Originally Posted by hrstrat57
Describe how the art of teaching skiing has changed assuming a veteran pro and knowledgeable disciple of Centerline and ATS is returning to ski school....after a near 15 year layoff.
What is different, what tricks that worked 15 years ago no longer work etc. etc. What guarantees a positive guest experience in 2013?
Share random thoughts please? No specific agenda, if you are a veteran of 15 + years I would like any thoughts you might have.
Started teaching part time 20+ years ago shortly before shaped skis.
Nothing guarantees a positive guest experience. Any one thing can ruin a guest experience. Creating a positive guest experience is a team effort across the entire resort staff and Mother Nature. There are a hundred+ things instructors can do to help deliver a positive guest experience. One way to summarize those things is "Safety, Fun and Learning". In a simple perspective, nothing has changed here in the last 15 years. At the detailed level, we have gotten a lot better at communicating to new instructors what to do, why to do, how to do, where to do these things. In addition to teachers, we need to be entertainers, leaders, facilitators, psychologists, guides, etc. If our students are not injured, had fun and achieved a sense of accomplishment we've done our job. If we've either created or bolstered a life long love for the sport and a desire to come back again and again, we've really understood the phrase "positive guest experience". One big thing that PSIA has introduced is "Guest Centered Teaching". This is the idea that instruction should be tailored to the needs of the guests.

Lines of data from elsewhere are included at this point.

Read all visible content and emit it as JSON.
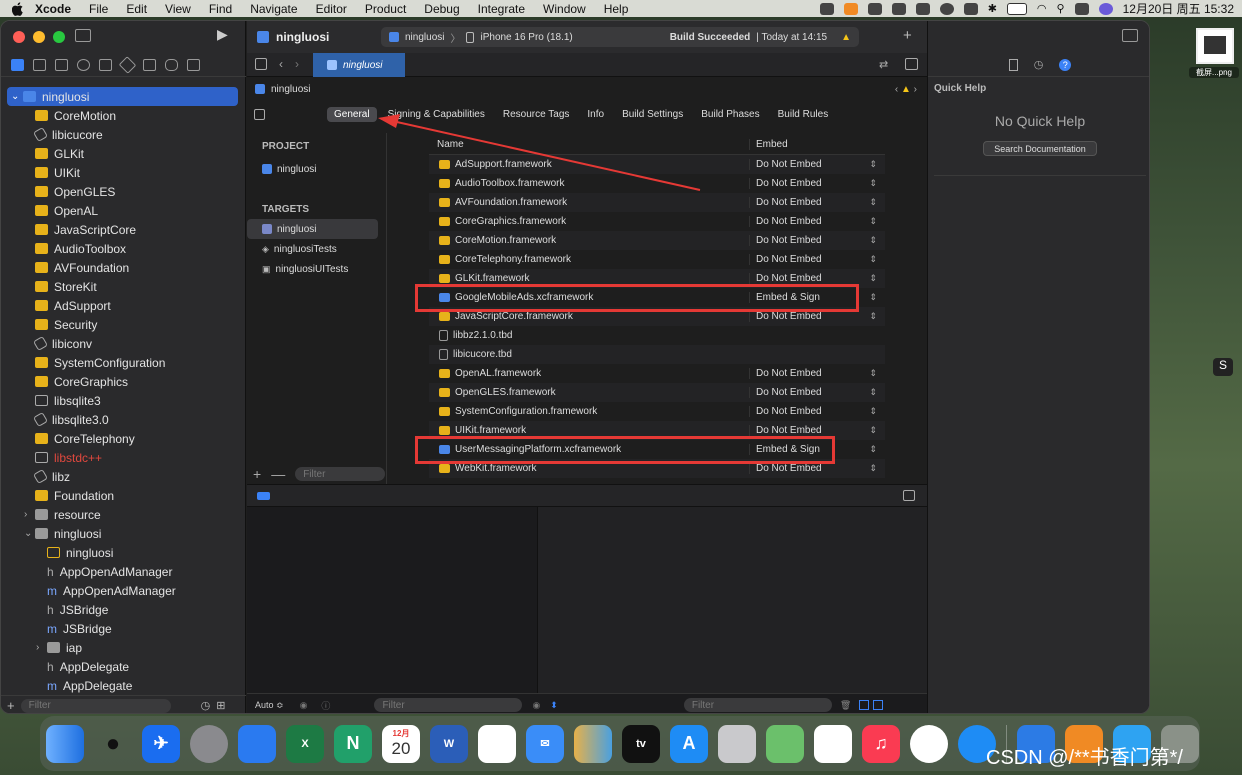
{
  "menubar": {
    "app": "Xcode",
    "items": [
      "File",
      "Edit",
      "View",
      "Find",
      "Navigate",
      "Editor",
      "Product",
      "Debug",
      "Integrate",
      "Window",
      "Help"
    ],
    "datetime": "12月20日 周五  15:32"
  },
  "toolbar": {
    "project_name": "ningluosi",
    "scheme": "ningluosi",
    "device": "iPhone 16 Pro (18.1)",
    "build_status": "Build Succeeded",
    "build_time": "| Today at 14:15"
  },
  "navigator": {
    "items": [
      {
        "label": "ningluosi",
        "type": "proj"
      },
      {
        "label": "CoreMotion",
        "type": "fw"
      },
      {
        "label": "libicucore",
        "type": "lib"
      },
      {
        "label": "GLKit",
        "type": "fw"
      },
      {
        "label": "UIKit",
        "type": "fw"
      },
      {
        "label": "OpenGLES",
        "type": "fw"
      },
      {
        "label": "OpenAL",
        "type": "fw"
      },
      {
        "label": "JavaScriptCore",
        "type": "fw"
      },
      {
        "label": "AudioToolbox",
        "type": "fw"
      },
      {
        "label": "AVFoundation",
        "type": "fw"
      },
      {
        "label": "StoreKit",
        "type": "fw"
      },
      {
        "label": "AdSupport",
        "type": "fw"
      },
      {
        "label": "Security",
        "type": "fw"
      },
      {
        "label": "libiconv",
        "type": "lib"
      },
      {
        "label": "SystemConfiguration",
        "type": "fw"
      },
      {
        "label": "CoreGraphics",
        "type": "fw"
      },
      {
        "label": "libsqlite3",
        "type": "lib"
      },
      {
        "label": "libsqlite3.0",
        "type": "lib"
      },
      {
        "label": "CoreTelephony",
        "type": "fw"
      },
      {
        "label": "libstdc++",
        "type": "red"
      },
      {
        "label": "libz",
        "type": "lib"
      },
      {
        "label": "Foundation",
        "type": "fw"
      },
      {
        "label": "resource",
        "type": "folder"
      },
      {
        "label": "ningluosi",
        "type": "folder"
      },
      {
        "label": "ningluosi",
        "type": "proj"
      },
      {
        "label": "AppOpenAdManager",
        "type": "h"
      },
      {
        "label": "AppOpenAdManager",
        "type": "m"
      },
      {
        "label": "JSBridge",
        "type": "h"
      },
      {
        "label": "JSBridge",
        "type": "m"
      },
      {
        "label": "iap",
        "type": "folder"
      },
      {
        "label": "AppDelegate",
        "type": "h"
      },
      {
        "label": "AppDelegate",
        "type": "m"
      }
    ],
    "filter_placeholder": "Filter"
  },
  "editor": {
    "file_tab": "ningluosi",
    "jump_bar": "ningluosi",
    "tabs": [
      "General",
      "Signing & Capabilities",
      "Resource Tags",
      "Info",
      "Build Settings",
      "Build Phases",
      "Build Rules"
    ],
    "project_header": "PROJECT",
    "project_item": "ningluosi",
    "targets_header": "TARGETS",
    "targets": [
      "ningluosi",
      "ningluosiTests",
      "ningluosiUITests"
    ],
    "filter_placeholder": "Filter",
    "table": {
      "col_name": "Name",
      "col_embed": "Embed",
      "rows": [
        {
          "name": "AdSupport.framework",
          "embed": "Do Not Embed",
          "icon": "fw"
        },
        {
          "name": "AudioToolbox.framework",
          "embed": "Do Not Embed",
          "icon": "fw"
        },
        {
          "name": "AVFoundation.framework",
          "embed": "Do Not Embed",
          "icon": "fw"
        },
        {
          "name": "CoreGraphics.framework",
          "embed": "Do Not Embed",
          "icon": "fw"
        },
        {
          "name": "CoreMotion.framework",
          "embed": "Do Not Embed",
          "icon": "fw"
        },
        {
          "name": "CoreTelephony.framework",
          "embed": "Do Not Embed",
          "icon": "fw"
        },
        {
          "name": "GLKit.framework",
          "embed": "Do Not Embed",
          "icon": "fw"
        },
        {
          "name": "GoogleMobileAds.xcframework",
          "embed": "Embed & Sign",
          "icon": "xc"
        },
        {
          "name": "JavaScriptCore.framework",
          "embed": "Do Not Embed",
          "icon": "fw"
        },
        {
          "name": "libbz2.1.0.tbd",
          "embed": "",
          "icon": "tbd"
        },
        {
          "name": "libicucore.tbd",
          "embed": "",
          "icon": "tbd"
        },
        {
          "name": "OpenAL.framework",
          "embed": "Do Not Embed",
          "icon": "fw"
        },
        {
          "name": "OpenGLES.framework",
          "embed": "Do Not Embed",
          "icon": "fw"
        },
        {
          "name": "SystemConfiguration.framework",
          "embed": "Do Not Embed",
          "icon": "fw"
        },
        {
          "name": "UIKit.framework",
          "embed": "Do Not Embed",
          "icon": "fw"
        },
        {
          "name": "UserMessagingPlatform.xcframework",
          "embed": "Embed & Sign",
          "icon": "xc"
        },
        {
          "name": "WebKit.framework",
          "embed": "Do Not Embed",
          "icon": "fw"
        }
      ]
    }
  },
  "debug": {
    "auto_label": "Auto ≎",
    "filter_placeholder": "Filter"
  },
  "inspector": {
    "title": "Quick Help",
    "empty": "No Quick Help",
    "search_button": "Search Documentation"
  },
  "desktop": {
    "file_label": "截屏...png",
    "watermark": "CSDN @/**书香门第*/"
  },
  "dock": {
    "calendar_month": "12月",
    "calendar_day": "20",
    "tv_label": "tv",
    "icons": [
      "finder",
      "qq",
      "feishu",
      "system-settings",
      "lark",
      "excel",
      "nodepad",
      "calendar",
      "word",
      "reminders",
      "mail",
      "books",
      "appletv",
      "appstore",
      "launchpad",
      "maps",
      "freeform",
      "music",
      "chrome",
      "safari",
      "xcode",
      "hb",
      "qq-browser",
      "trash"
    ]
  },
  "colors": {
    "accent": "#2f62c9",
    "highlight": "#e53935",
    "folder": "#e7b21a"
  }
}
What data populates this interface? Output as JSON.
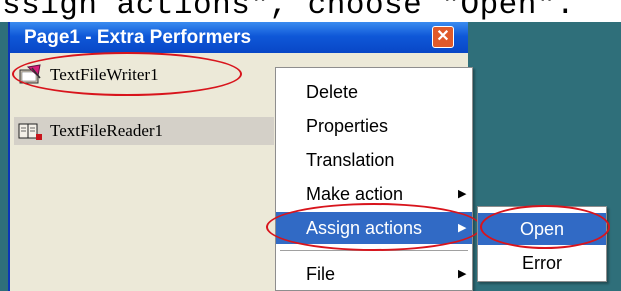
{
  "caption": {
    "text": "ssign actions\", choose \"Open\"."
  },
  "window": {
    "title": "Page1 - Extra Performers",
    "close_symbol": "✕",
    "title_color": "#0846c6"
  },
  "list": {
    "items": [
      {
        "label": "TextFileWriter1",
        "icon": "text-file-writer-icon"
      },
      {
        "label": "TextFileReader1",
        "icon": "text-file-reader-icon"
      }
    ]
  },
  "context_menu": {
    "items": [
      {
        "label": "Delete",
        "has_submenu": false
      },
      {
        "label": "Properties",
        "has_submenu": false
      },
      {
        "label": "Translation",
        "has_submenu": false
      },
      {
        "label": "Make action",
        "has_submenu": true
      },
      {
        "label": "Assign actions",
        "has_submenu": true,
        "highlighted": true
      },
      {
        "label": "File",
        "has_submenu": true
      }
    ],
    "arrow": "▶",
    "highlight_color": "#316ac5"
  },
  "submenu": {
    "items": [
      {
        "label": "Open",
        "highlighted": true
      },
      {
        "label": "Error",
        "highlighted": false
      }
    ]
  },
  "annotation_color": "#d8141c"
}
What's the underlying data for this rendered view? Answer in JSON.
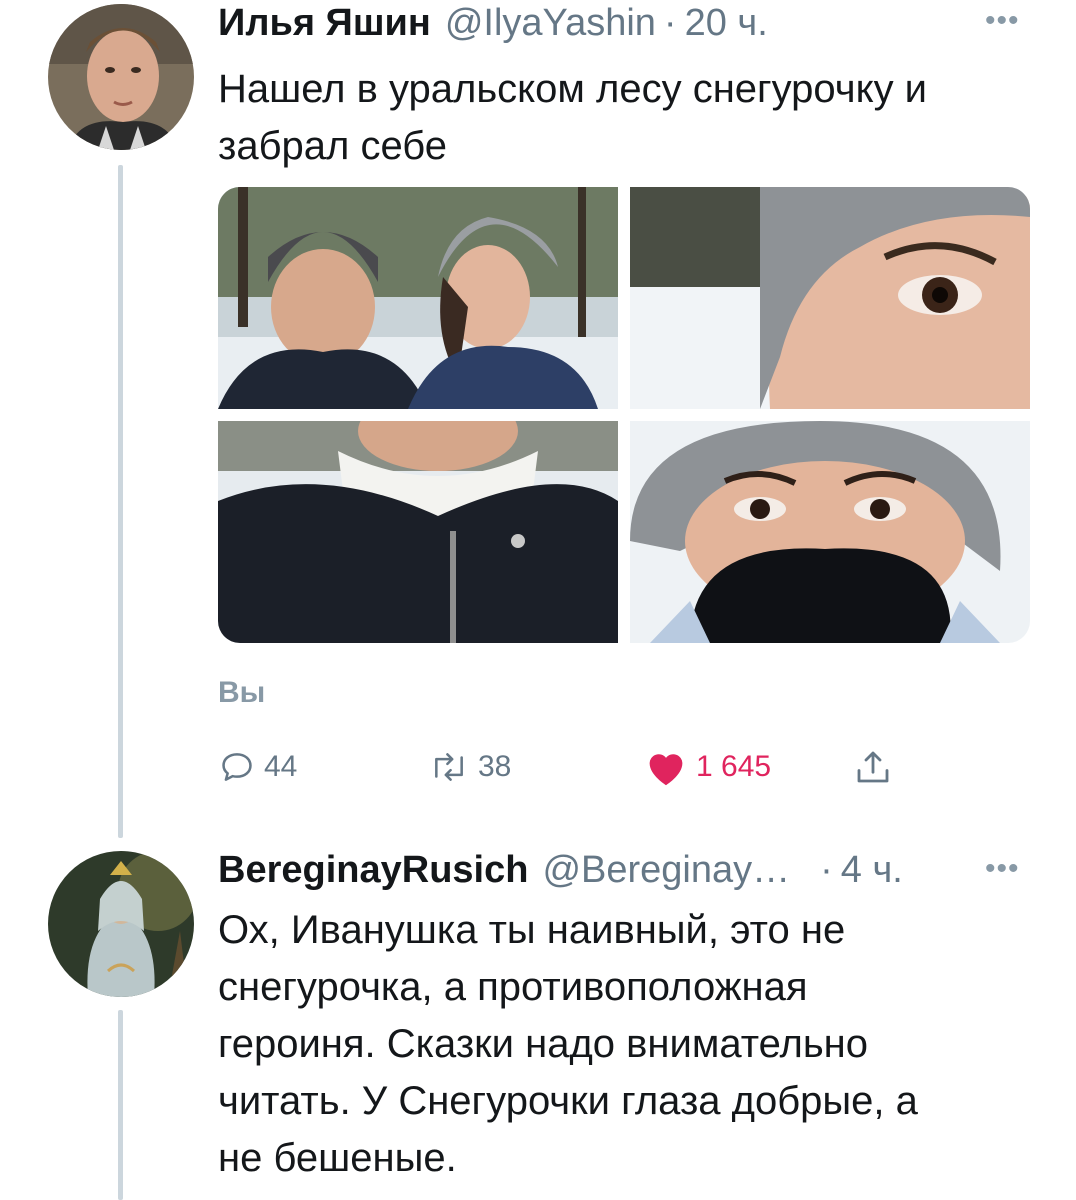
{
  "tweet": {
    "author_name": "Илья Яшин",
    "author_handle": "@IlyaYashin",
    "separator": "·",
    "time": "20 ч.",
    "more": "•••",
    "text_lines": [
      "Нашел в уральском лесу снегурочку и",
      "забрал себе"
    ],
    "by_you": "Вы",
    "actions": {
      "reply_icon": "reply-icon",
      "reply_count": "44",
      "retweet_icon": "retweet-icon",
      "retweet_count": "38",
      "like_icon": "heart-filled-icon",
      "like_count": "1 645",
      "share_icon": "share-icon"
    },
    "like_color": "#e0245e"
  },
  "reply": {
    "author_name": "BereginayRusich",
    "author_handle": "@Bereginay…",
    "separator": "·",
    "time": "4 ч.",
    "more": "•••",
    "text_lines": [
      "Ох, Иванушка ты наивный, это не",
      "снегурочка, а противоположная",
      "героиня. Сказки надо внимательно",
      "читать. У Снегурочки глаза добрые, а",
      "не бешеные."
    ]
  }
}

With regards to what worked 15 years ago that does not work any more, the short answer is nothing. The long answer is that it is more about the subtle adjustments and the options that shaped/fat/rockered skis have brought us. We don't teach "down - up - down" to do parallel turns any more. You could. But there are better options. The simple version of the difference in technique between shaped skis and modern skis is that we turn our feet less and edge our feet more. Some schools start students skip the wedge for first timers and start out directly with parallel turns. Some still start first timers with wedge turns. Some schools will mix approaches for different students. But we don't teach the "Snowplough" any more. The differences between a snowplow and a wedge can be subtle, but the main difference is that a snowplow is a braking maneuver and a wedge is a steering maneuver. At the higher end of the performance scale, we had people doing pure carved turns on straight skis. Mostly this was racers on closed courses. The speeds required to carve were not compatible with "crowded" resort skiing. With shaped skis, carving can be done at resort and crowd friendly speeds. We still need to teach skidding as an option, but now we can teach carving as a more efficient option. Teaching moguls has not changed much - there are dozens of different philosophies. Powder skiing has changed because fatter skis allow more float and the new rockered skis allow more skidding.
It's hard to catch up 15 years via the Internet. I've greatly over simplified lots of stuff.